Resíduos

Geral


O Decreto-Lei n.º 102-D/2020, publicado a 10 de dezembro, na sua atual redação, entrou em vigor a 1 de julho de 2021 e aprova o regime geral da gestão de resíduos, o regime jurídico da deposição de resíduos em aterro e altera o regime da gestão de fluxos específicos de resíduos.
O novo Regime Geral de Gestão de Resíduos (RGGR), vertido no Anexo I do referido diploma, face às alterações que introduz, implicará alterações informáticas a nível da plataforma SILiAmb, nomeadamente no Sistema Integrado de Registo Eletrónico de Resíduos (SIRER), as quais serão implementadas de forma faseada.

 

INSCRIÇÃO E REGISTO DE DADOS:

A inscrição no SIRER (inserido na plataforma SILiAmb) é individual, por cada organização (NIF/NIPC).

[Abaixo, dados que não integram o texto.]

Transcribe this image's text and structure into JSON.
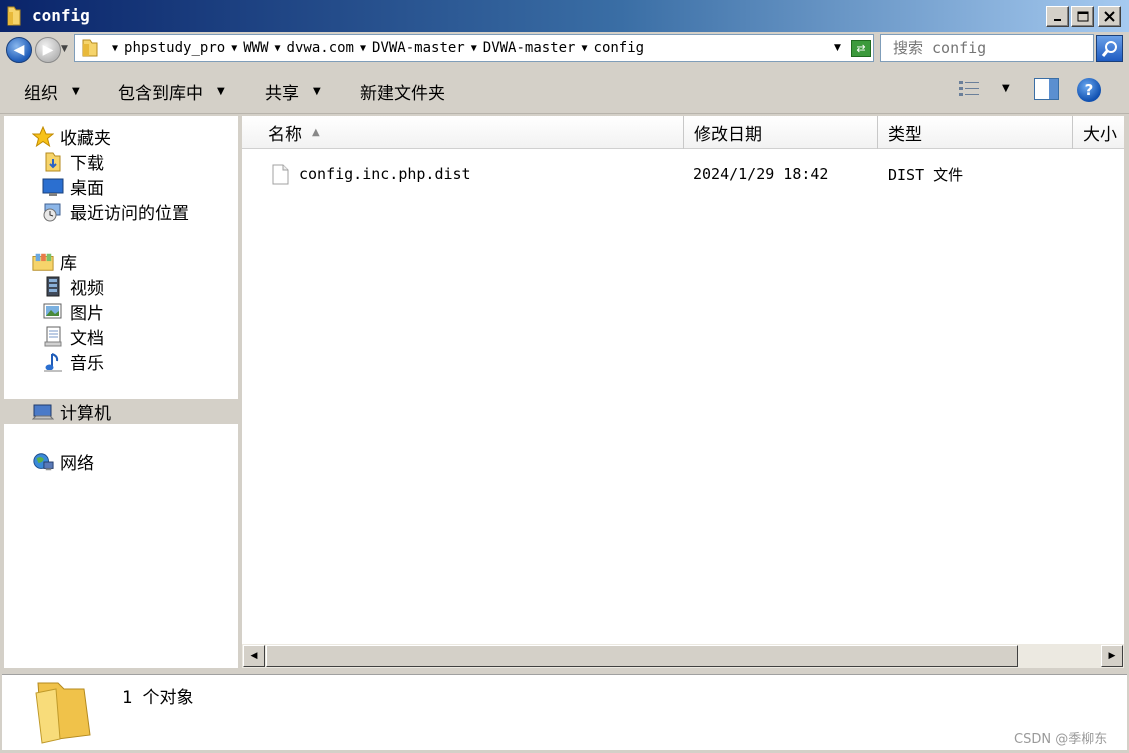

Cada organização deverá, posteriormente, registar no SILiAmb os estabelecimentos que se encontrem sujeitos a reporte de dados.
O registo de dados (submissão do MIRR) é individual, e deve ocorrer por cada estabelecimento. O facto de ser exigida uma submissão por cada estabelecimento pertencente a uma organização, tem como principal objetivo a preservação da informação relativa à produção e gestão de resíduos associada a uma origem, nomeadamente no que se refere à localização geográfica e atividade económica.

Os estabelecimentos localizados na Região Autónoma dos Açores não se encontram abrangidos pela obrigatoriedade de submissão do MIRR em SILiAmb, tendo esta Região a sua própria plataforma para reporte, designada Sistema Regional de Informação sobre Resíduos (SRIR).

 

PRAZOS:
O MIRR é preenchido e submetido anualmente entre 1 de janeiro e 31 de março do ano seguinte ao do ano a reportar.
Assim, a submissão do MIRR referente ao ano de 2021 ocorre entre 1 de janeiro e 31 de março de 2022.
A não submissão do MIRR constituiu uma contraordenação ambiental grave, nos termos da Lei-Quadro das Contraordenações Ambientais.

 

PRINCIPAIS CONCEITOS (de acordo com o artigo 3.º do RGGR):
Para efeitos do RGGR, entende-se por:


Estabelecimento, a totalidade da área coberta e não coberta sob responsabilidade do operador que inclui as respetivas instalações, tal como definido no Regime de Licenciamento Único de Ambiente (LUA), aprovado pelo Decreto-Lei n.º 75/2015, de 11 de maio, na sua redação atual.

Produtor de resíduos, qualquer pessoa singular ou coletiva cuja atividade produza resíduos, isto é, um produtor inicial de resíduos, ou que efetue operações de pré-processamento, de mistura ou outras que alterem a natureza ou a composição desses resíduos.

Operador, qualquer pessoa singular ou coletiva que procede à gestão de resíduos.

Comerciante de resíduos, qualquer pessoa singular ou coletiva que intervenha a título principal na compra e subsequente venda de resíduos, mesmo que não tome a posse física dos resíduos;

Corretor de resíduos, qualquer pessoa singular ou coletiva que organize a valorização ou eliminação de resíduos por conta de outrem, mesmo que não tome a posse física dos resíduos

Resíduos, quaisquer substâncias ou objetos de que o detentor se desfaz ou tem a intenção ou a obrigação de se desfazer.

Resíduo perigoso, o resíduo que apresenta uma ou mais características de perigosidade constantes do Regulamento (UE) n.º 1357/2014, da Comissão, de 18 de dezembro de 2014.
Em termos da Lista Europeia de Resíduos (LER), os resíduos perigosos encontram-se identificados com um asterisco.

Resíduo urbano, o resíduo:

  1. De recolha indiferenciada e de recolha seletiva das habitações, incluindo papel e cartão, vidro, metais, plásticos, biorresíduos, madeira, têxteis, embalagens, resíduos de equipamentos elétricos e eletrónicos, resíduos de pilhas e acumuladores, bem como resíduos volumosos, incluindo colchões e mobiliário; e
  2. De recolha indiferenciada e de recolha seletiva provenientes de outras origens, caso sejam semelhantes aos resíduos das habitações na sua natureza e composição.